New WNSH reception report (was: WPEP-AM Defunct)

Mon Oct 29 16:51:05 EDT 2007

The old 500W signal was directional to the north, so it definitely did
not serve Boston, Somerville, or other "close-in" communities. Most
likely, WNSH is currently running 1/4 of the CP power or 7.5 kW, which
should deliver half of the 30-kW signal strength. As per my post of
early Sunday morning here, I believe that when WNSH is running 30 kW,
the signal will be about what you'd expect from a little less than 15
kW, and were WNSH to diplex with WESX (with the tower skirted at the
top to reduce its electrical height to a more-or-less optimum 190
degrees at 1570), Keating could get about the same coverage with 7.3
kW. THAT would be a rather impressive signal AND I believe the taller
tower would also permit quite an improvement in the night signal. All
that has to happen to make such a move possible is for the late Otto
Miller's plan to donate the WESX site to the town of Marblehead to
fall through. That might happen--or it might not. But if it did
happen, Keating would still have to act to relocate WNSH to the more
desirable site.

Dan Strassberg (
eFax 1-707-215-6367

----- Original Message ----- 
From: "Eli Polonsky" <>
To: <>
Sent: Monday, October 29, 2007 3:14 PM
Subject: New WNSH reception report (was: WPEP-AM Defunct)

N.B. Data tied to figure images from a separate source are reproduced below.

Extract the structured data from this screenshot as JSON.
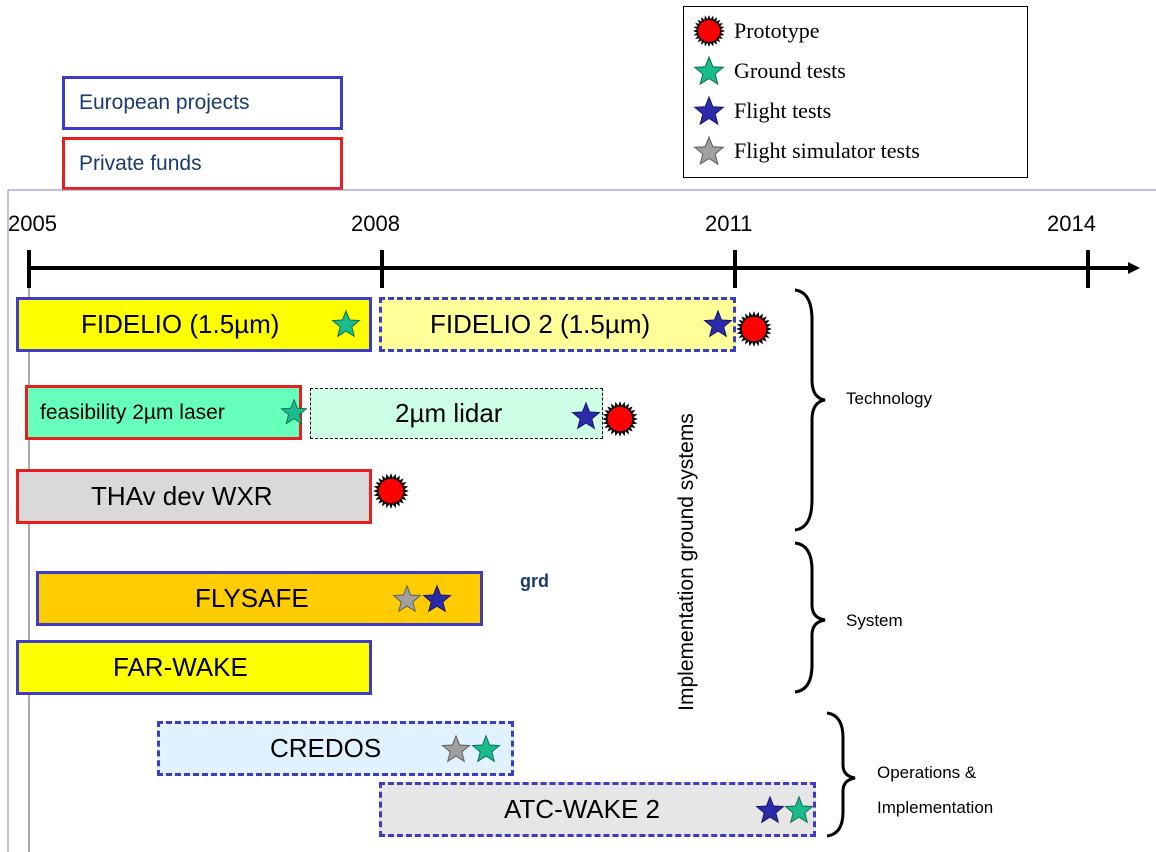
{
  "legend_sources": {
    "european": "European projects",
    "private": "Private funds"
  },
  "legend_symbols": {
    "prototype": "Prototype",
    "ground": "Ground tests",
    "flight": "Flight tests",
    "simulator": "Flight simulator tests"
  },
  "timeline": {
    "years": [
      "2005",
      "2008",
      "2011",
      "2014"
    ]
  },
  "projects": {
    "fidelio": "FIDELIO (1.5µm)",
    "fidelio2": "FIDELIO 2 (1.5µm)",
    "feasibility": "feasibility 2µm laser",
    "lidar": "2µm lidar",
    "thav": "THAv dev WXR",
    "flysafe": "FLYSAFE",
    "farwake": "FAR-WAKE",
    "credos": "CREDOS",
    "atcwake": "ATC-WAKE 2"
  },
  "grd_label": "grd",
  "vertical_label": "Implementation ground systems",
  "groups": {
    "technology": "Technology",
    "system": "System",
    "operations_line1": "Operations &",
    "operations_line2": "Implementation"
  },
  "colors": {
    "european_border": "#3c3cc8",
    "private_border": "#e62020",
    "yellow": "#ffff00",
    "light_yellow": "#ffff99",
    "green": "#66ffbb",
    "light_green": "#ccffe6",
    "gray": "#d9d9d9",
    "orange": "#ffcc00",
    "light_blue": "#e0f2ff",
    "star_ground": "#1abc8c",
    "star_flight": "#2a2aaa",
    "star_sim": "#a0a0a0",
    "prototype": "#ff0000"
  }
}
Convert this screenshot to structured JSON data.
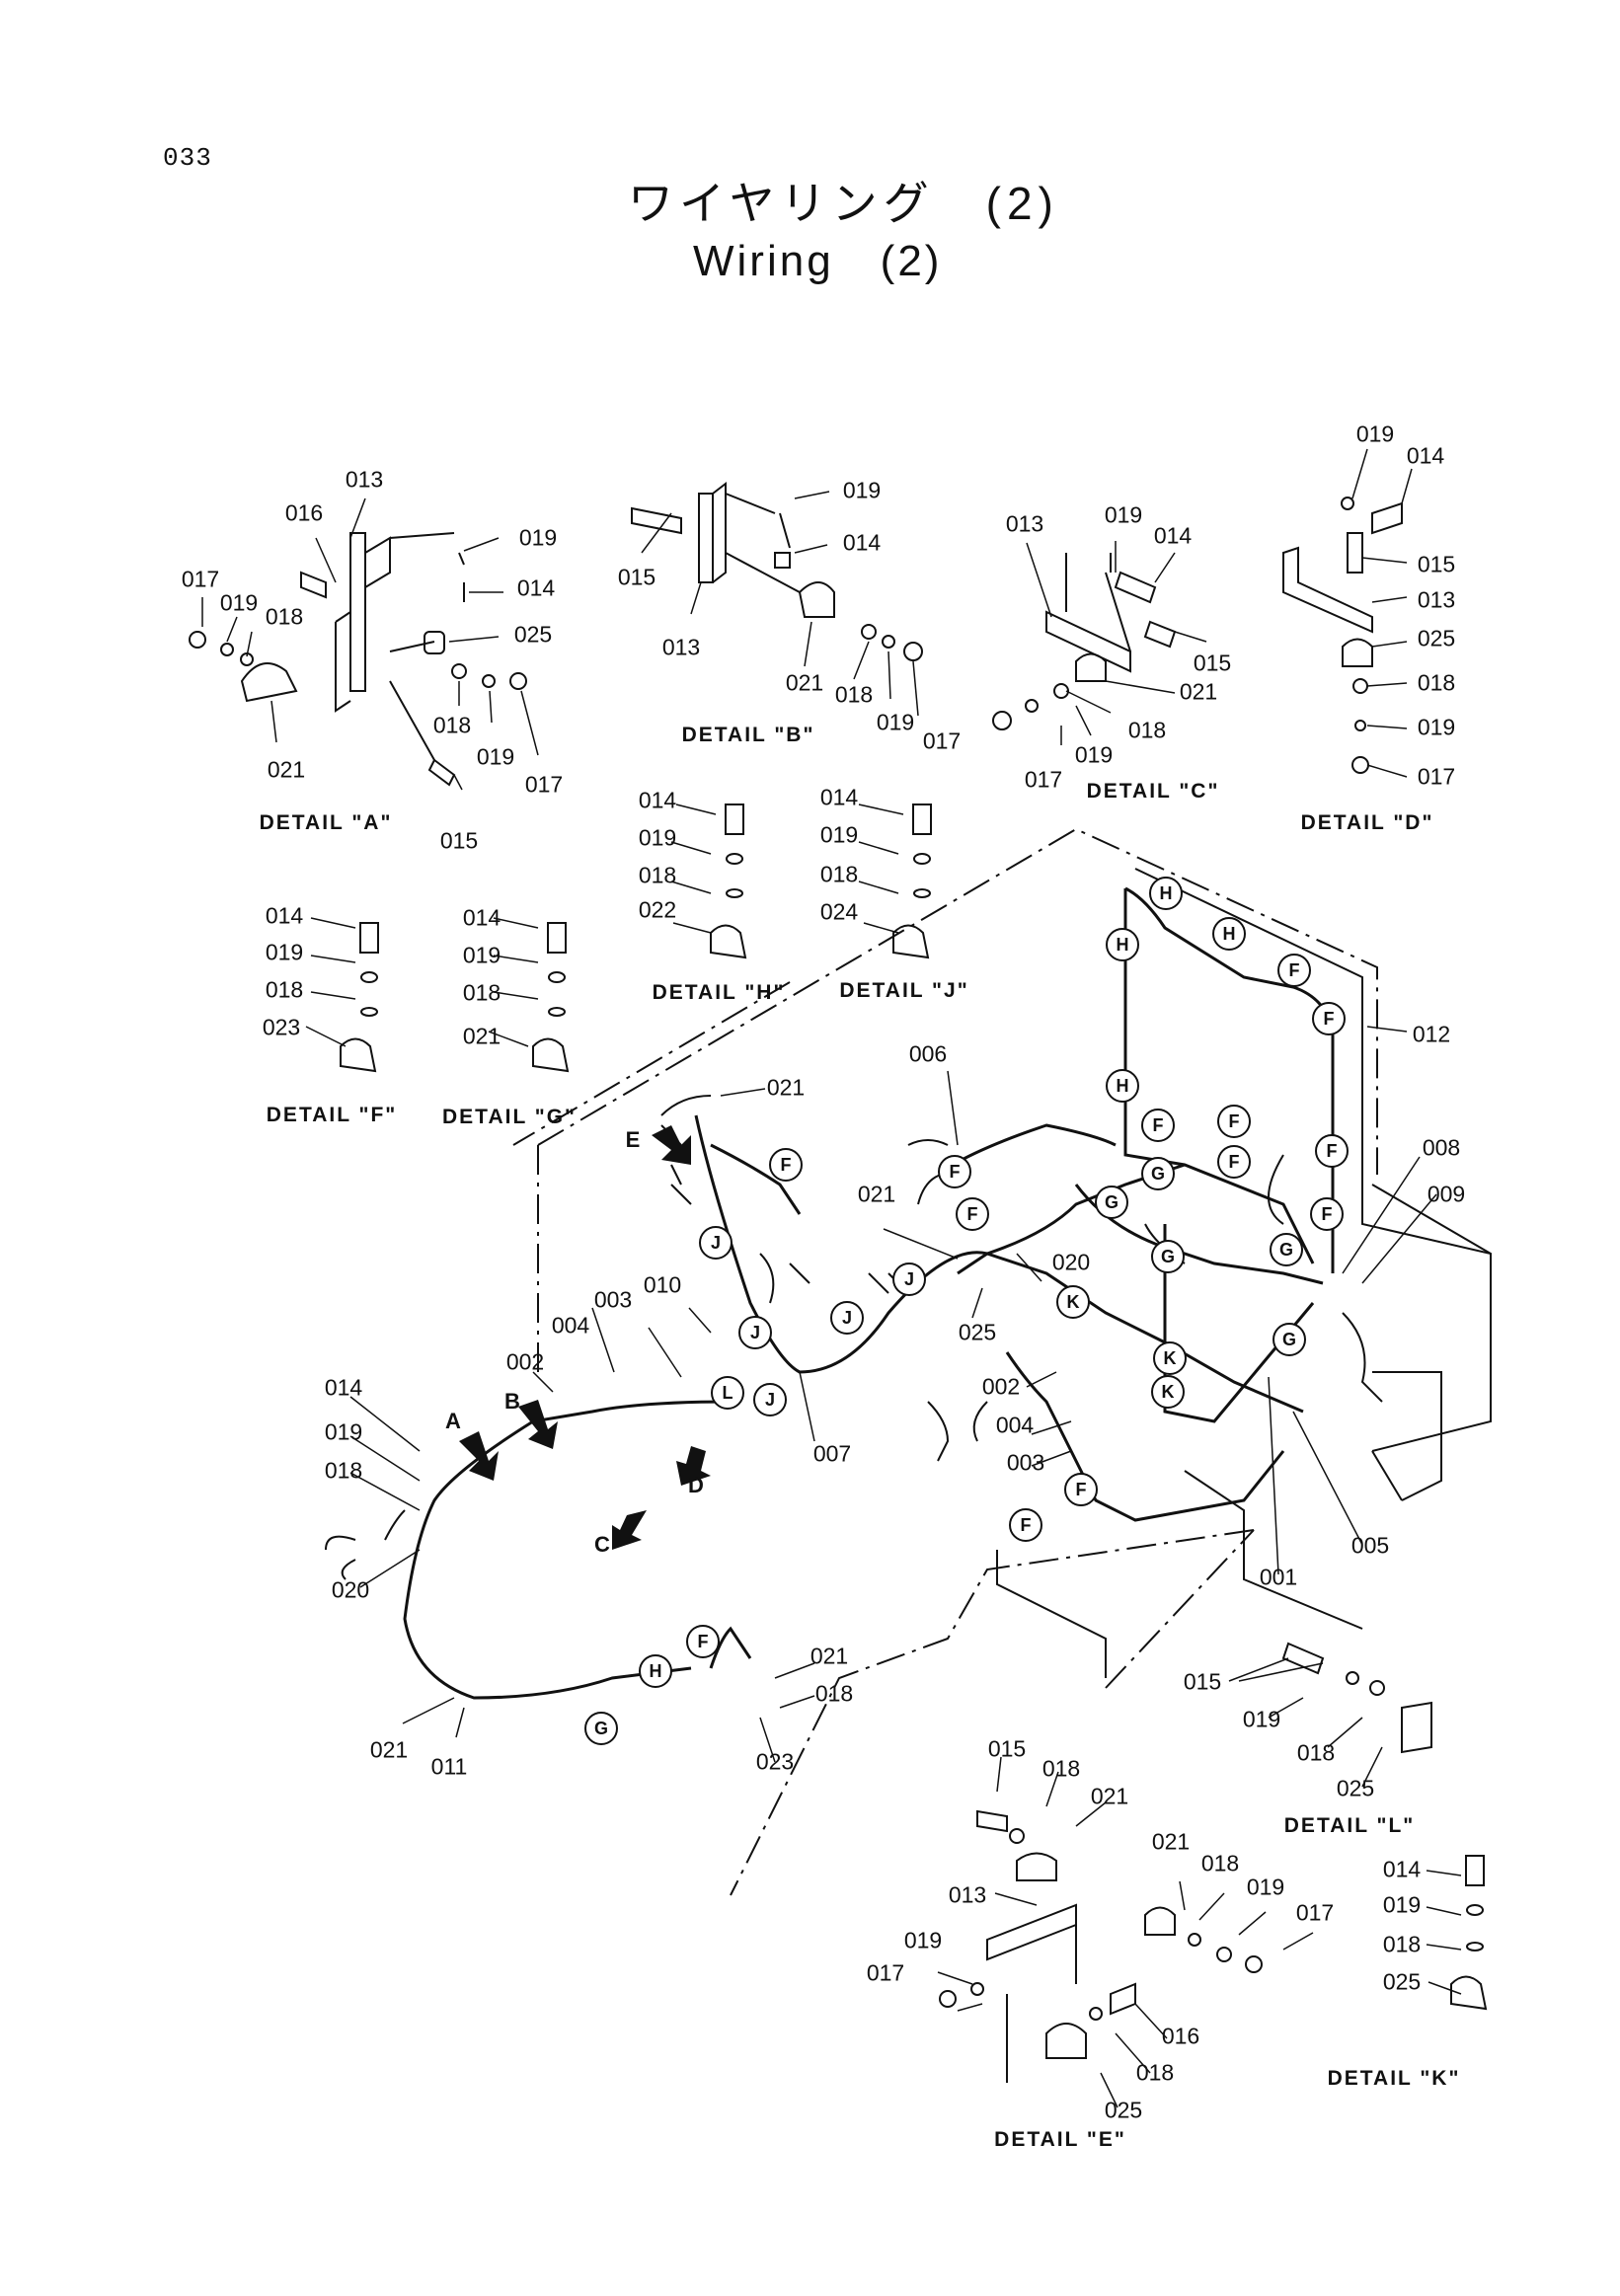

> WNSH is definitely now on the air with a daytime power
> increase over what it was before, though it doesn't yet
> sound like the proposed 30 kW.
> In my travels around greater Boston yesterday, it was
> loud and clear at Logan Airport, where their old signal
> used to come in, but very faintly.
> Leaving the airport (the free "back way" to avoid paying
> tunnel tolls), it was still generally listenable, though
> fadey/noisy in spots, through the south sides of Chelsea
> and Everett, then Charlestown, Somerville, Cambridge, and
> into Allston, all areas where it generally could not be
> heard before. It gets spotty in some areas of downtown
> Boston where the tall concrete/steel buildings seem to
> do a number on it, and it seems to degrade quickly away
> from the immediate coast.
> It could be heard, though weakly, through inner western
> suburbs including Brookline, Brighton, Newton, Watertown,
> Waltham, etc.. out to Route 128, where it was very faint,
> but it did not exist at all before. Out in the Auburndale
> section of Newton near second adjacent 10 kW WNTN I could
> still make out what was being said on WNSH, just barely.
> This was all on a late 1990s factory Delco cassette stereo.
> It sounds like it still has a ways to go if it's going to
> be 30 kW ND. Lesser-powered North Shore AM signals such as
> WLYN and WESX are still stronger around greater Boston but
> it's an improvement. The old WNSH didn't even barely begin
> to exist on the dial until north of the Tobin Bridge.